You'd think the post apocalypse would be played out by now. But despite some retread themes, Brubakers' deft handling of character and uncanny ability to describe youth culture makes for a fantastic and original comics series.
In New Bethlehem, blue skies, white clouds, and sunshine are a privilege provided only to the wealthy citizens of the inner sectors. In the outer sectors, the world has become one smog skied cityscape of brown haze. The how's and why's of this world are revealed, one by one as the main character explores why his fucked up life occasionally switches channels to a beautiful and happy version where the beach isn't a biohazard and corporate riot police don't murder your friends.

Generally comics about young people sound forced and fake, like moms trying to imitate mall talk. But Brubaker captures teen angst and scenester relationships with an authenticity that's unprecedented in comics (Daniel Clowes?). Deadenders plays like a post-modern reimagining of Fonz and the gang from Happy Days, or the R Rated version of Archie complete with drugs, sex, and the end of the world.
The excellent story is complemented well by Pleece's pencils. Inks and colors by Cameron Stewart and Bjarne Hansen conspicuously help build the dreary atmosphere punctuated by visions of what could be.
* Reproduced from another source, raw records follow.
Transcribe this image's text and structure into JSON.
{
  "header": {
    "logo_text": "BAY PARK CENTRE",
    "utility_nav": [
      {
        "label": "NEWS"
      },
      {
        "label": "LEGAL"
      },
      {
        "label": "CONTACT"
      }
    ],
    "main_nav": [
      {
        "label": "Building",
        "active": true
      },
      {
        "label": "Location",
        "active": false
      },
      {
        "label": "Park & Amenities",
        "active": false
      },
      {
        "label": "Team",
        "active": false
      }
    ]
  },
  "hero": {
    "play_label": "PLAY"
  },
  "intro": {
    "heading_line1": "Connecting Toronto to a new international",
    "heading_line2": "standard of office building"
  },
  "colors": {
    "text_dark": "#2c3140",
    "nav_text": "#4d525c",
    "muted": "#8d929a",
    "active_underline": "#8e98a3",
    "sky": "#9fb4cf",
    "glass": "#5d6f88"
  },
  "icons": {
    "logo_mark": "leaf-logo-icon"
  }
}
Sadly the series was cancelled after 16 issues, and the story that was paced so well for the first 12 or so, becomes noticeably rushed as Brubaker is forced to wrap up it up months earlier than intended.
Even worse, the Trade Paper Back "Stealing the Sun" only collects the first four issues of the series. #5-16 can be purchased online at mycomicshop.com for about $2 a piece.

I can't recommend reading the Trade Paperback alone. The first four issues are like the first chapter of an excellent mystery, you'd finish with more questions than answers and only be frustrated by not knowing the conclusion. Sadly this is one of those very good stories that are lost to the vast majority of readers due to the exigencies of comic book publishing.